O diário madrileno “ABC” trouxe estas palavras, oportunas no tempo e nas circunstâncias, de Juan Manuel de Prada: quiseram «remover da nossa formação o conteúdo formoso da cultura religiosa encerrando-a nessas masmorras onde também jazem outras disciplinas supostamente arqueológicas, como o grego e o latim. Celebro efusivamente que os novos planos de ensino devolvam aos nossos jovens um legado primordial que lhes foi selvaticamente amputado».

Como se vê, o problema político, social, religioso e até académico não é visto pela “esquerda” como uma realidade que se deve respeitar, pois tem a seu favor a verdade, a justiça e a legitimidade.

Ignacio Sánchez Câmara, também no “ABC”, referiu-se à atitude da “esquerda”, que se revelou contra a decisão do governo sobre o ensino da religião nas escolas.

E disse: «Não lhes será bastante que exista uma opção entre umas versões confessionais da disciplina e outra não confessional? Não lhes importará que se satisfaçam tanto as liberdades constitucionais como os acordos com a Santa Sé? O que queriam era a supressão de toda a referência religiosa nos centros públicos, o anátema sobre toda a religião».

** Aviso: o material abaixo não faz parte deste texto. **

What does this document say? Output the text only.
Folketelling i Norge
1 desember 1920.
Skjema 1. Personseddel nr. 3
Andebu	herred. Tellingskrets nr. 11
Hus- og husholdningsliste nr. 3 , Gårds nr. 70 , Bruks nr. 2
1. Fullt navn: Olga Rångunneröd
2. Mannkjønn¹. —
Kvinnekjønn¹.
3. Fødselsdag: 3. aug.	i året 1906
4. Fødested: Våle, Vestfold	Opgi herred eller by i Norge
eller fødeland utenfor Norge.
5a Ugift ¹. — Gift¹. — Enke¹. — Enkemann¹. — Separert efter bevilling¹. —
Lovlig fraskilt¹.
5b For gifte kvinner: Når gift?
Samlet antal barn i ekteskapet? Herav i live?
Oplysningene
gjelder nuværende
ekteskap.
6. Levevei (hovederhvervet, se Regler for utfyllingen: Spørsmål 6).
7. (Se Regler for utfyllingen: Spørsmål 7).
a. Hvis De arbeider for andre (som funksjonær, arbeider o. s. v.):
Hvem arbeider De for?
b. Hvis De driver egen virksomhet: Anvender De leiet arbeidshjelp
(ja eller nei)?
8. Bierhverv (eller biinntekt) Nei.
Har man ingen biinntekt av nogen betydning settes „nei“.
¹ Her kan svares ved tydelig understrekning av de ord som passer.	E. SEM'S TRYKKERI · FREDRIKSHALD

Surgiu, não a inteligência, mas a paixão, o ódio, o facciosismo a pronunciar-se sobre um tema que, no presente, está a ser observado atentamente noutros países.

Abordamos este problema para informação objectiva dos nossos leitores. Mas o facto em si não é, apenas, histórico.

A religião é para se viver e não apenas para a aceitar nos planos políticos que procuram respeitar a história e as tradições de cada povo. O que torna uma exigência moral é a prática da religião, no plano pessoal e no conjunto dos fiéis. Por esta razão objectiva e fundamental, devemos trabalhar no sentido de que a religião seja respeitada no plano oficial dos Estados e, sobretudo, vivida.

Ora, as estatísticas feitas ultimamente, até em Portugal, expressam o declínio da prática religiosa. O Bispo de Leiria-Fátima, em entrevista ao semanário “O Diabo” de 13 de Maio, disse: «Tenho notado que os jovens sentem-se desanimados e desalmados, porque ficaram frustrados com as tentações do sexo, da droga… Parece-me que há um regresso às certezas, às convicções, às riquezas interiores, ao divino, ao absoluto».

O problema tem sido abordado e estudado. É difícil e precisa de um esforço de todos os cristãos para que a consciência que nos comanda saiba vencer o ambiente que nos envolve, saiba compreender o dever que se nos impõe nesta hora grave em que os valores tradicionais são desrespeitados e as famílias não têm o convívio com os seus filhos, devido às ocupações prementes da própria vida.

Importa estudar bem o problema ou os problemas e agir de acordo com as circunstâncias que nos envolvem.